Energy regulator Ofgem said: ‘We are aware of these concerns and are discussing these issues with Iresa. Suppliers must take customers’ ability to pay debt into account when setting up repayment plans. They must also make it easy for customers to contact them and have customer service arrangements and processes which are fit for purpose.’
Iresa customer service
We’ve also heard about customers waiting for long periods on the phone to get through to Iresa. When we phoned, at 10am on 30 January, we were told that we were number 51 in the queue.
Iresa told us: ‘We apologise to the customers who have been unable to get in contact. This is temporary and we are currently looking into the issue.’
In our recent energy customer satisfaction survey, Iresa finished 16th out of 31 firms included. This is the first year it was included, and customers rated it as OK for online customer service. We didn’t receive enough responses to rate its customer service on the phone, but customers rated it as excellent value for money. Read our full review of Iresa.

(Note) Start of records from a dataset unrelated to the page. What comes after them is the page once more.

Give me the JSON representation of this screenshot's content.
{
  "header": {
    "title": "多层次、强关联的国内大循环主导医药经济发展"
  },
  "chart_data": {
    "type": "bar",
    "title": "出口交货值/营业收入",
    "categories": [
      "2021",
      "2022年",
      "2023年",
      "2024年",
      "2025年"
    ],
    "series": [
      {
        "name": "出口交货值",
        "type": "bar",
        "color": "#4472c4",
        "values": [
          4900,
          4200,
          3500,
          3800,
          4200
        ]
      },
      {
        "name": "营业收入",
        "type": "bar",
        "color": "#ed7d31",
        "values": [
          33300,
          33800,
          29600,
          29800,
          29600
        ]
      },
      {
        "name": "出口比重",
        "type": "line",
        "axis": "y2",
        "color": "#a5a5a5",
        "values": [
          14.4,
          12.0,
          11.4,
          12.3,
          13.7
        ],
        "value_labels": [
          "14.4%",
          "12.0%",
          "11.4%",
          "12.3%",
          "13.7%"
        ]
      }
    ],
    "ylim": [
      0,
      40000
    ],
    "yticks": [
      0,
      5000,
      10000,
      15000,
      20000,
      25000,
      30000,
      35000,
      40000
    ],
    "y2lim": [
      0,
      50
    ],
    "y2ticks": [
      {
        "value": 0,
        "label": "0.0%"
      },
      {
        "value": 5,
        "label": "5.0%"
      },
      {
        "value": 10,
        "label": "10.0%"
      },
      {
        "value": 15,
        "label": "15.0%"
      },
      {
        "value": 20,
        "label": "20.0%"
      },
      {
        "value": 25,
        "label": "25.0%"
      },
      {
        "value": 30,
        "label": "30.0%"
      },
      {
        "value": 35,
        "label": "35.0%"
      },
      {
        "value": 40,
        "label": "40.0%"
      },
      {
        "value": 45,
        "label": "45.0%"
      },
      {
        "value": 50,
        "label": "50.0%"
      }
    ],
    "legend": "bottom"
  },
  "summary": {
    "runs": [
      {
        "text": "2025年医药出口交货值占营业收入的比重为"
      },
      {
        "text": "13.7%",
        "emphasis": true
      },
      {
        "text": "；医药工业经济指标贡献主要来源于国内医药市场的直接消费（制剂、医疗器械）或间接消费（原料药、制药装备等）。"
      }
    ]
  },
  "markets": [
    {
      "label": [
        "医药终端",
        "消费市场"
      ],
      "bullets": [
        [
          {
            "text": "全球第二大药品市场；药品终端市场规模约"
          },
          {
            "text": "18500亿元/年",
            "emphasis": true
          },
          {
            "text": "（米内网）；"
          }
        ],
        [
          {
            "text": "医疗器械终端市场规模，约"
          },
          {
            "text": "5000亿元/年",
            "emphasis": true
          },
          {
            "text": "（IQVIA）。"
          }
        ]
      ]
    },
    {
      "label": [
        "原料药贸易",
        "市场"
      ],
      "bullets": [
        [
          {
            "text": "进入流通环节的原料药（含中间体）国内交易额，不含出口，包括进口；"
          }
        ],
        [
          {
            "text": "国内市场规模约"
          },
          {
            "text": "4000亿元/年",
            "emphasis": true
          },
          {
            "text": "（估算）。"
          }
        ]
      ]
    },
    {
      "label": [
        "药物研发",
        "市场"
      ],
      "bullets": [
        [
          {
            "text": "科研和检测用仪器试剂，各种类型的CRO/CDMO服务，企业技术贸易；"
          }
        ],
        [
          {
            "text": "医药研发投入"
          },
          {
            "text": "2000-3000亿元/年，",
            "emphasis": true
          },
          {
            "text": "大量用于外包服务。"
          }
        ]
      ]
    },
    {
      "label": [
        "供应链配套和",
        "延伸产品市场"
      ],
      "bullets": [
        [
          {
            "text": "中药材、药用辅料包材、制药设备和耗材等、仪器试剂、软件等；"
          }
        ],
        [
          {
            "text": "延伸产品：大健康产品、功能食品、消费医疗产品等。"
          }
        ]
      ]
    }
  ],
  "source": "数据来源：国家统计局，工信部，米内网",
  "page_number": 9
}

Iresa often offers among the cheapest dual-fuel deals on the market. But in April 2017 Iresa stopped accepting customers for a couple of months, after energy regulator Ofgem found that current customers were struggling to get in contact with the company.
Update 31 January: Ofgem quote added, and clarification that Iresa emailed customers about one-off payments and direct debit increases two weeks in advance, though the amounts were not included in the emails.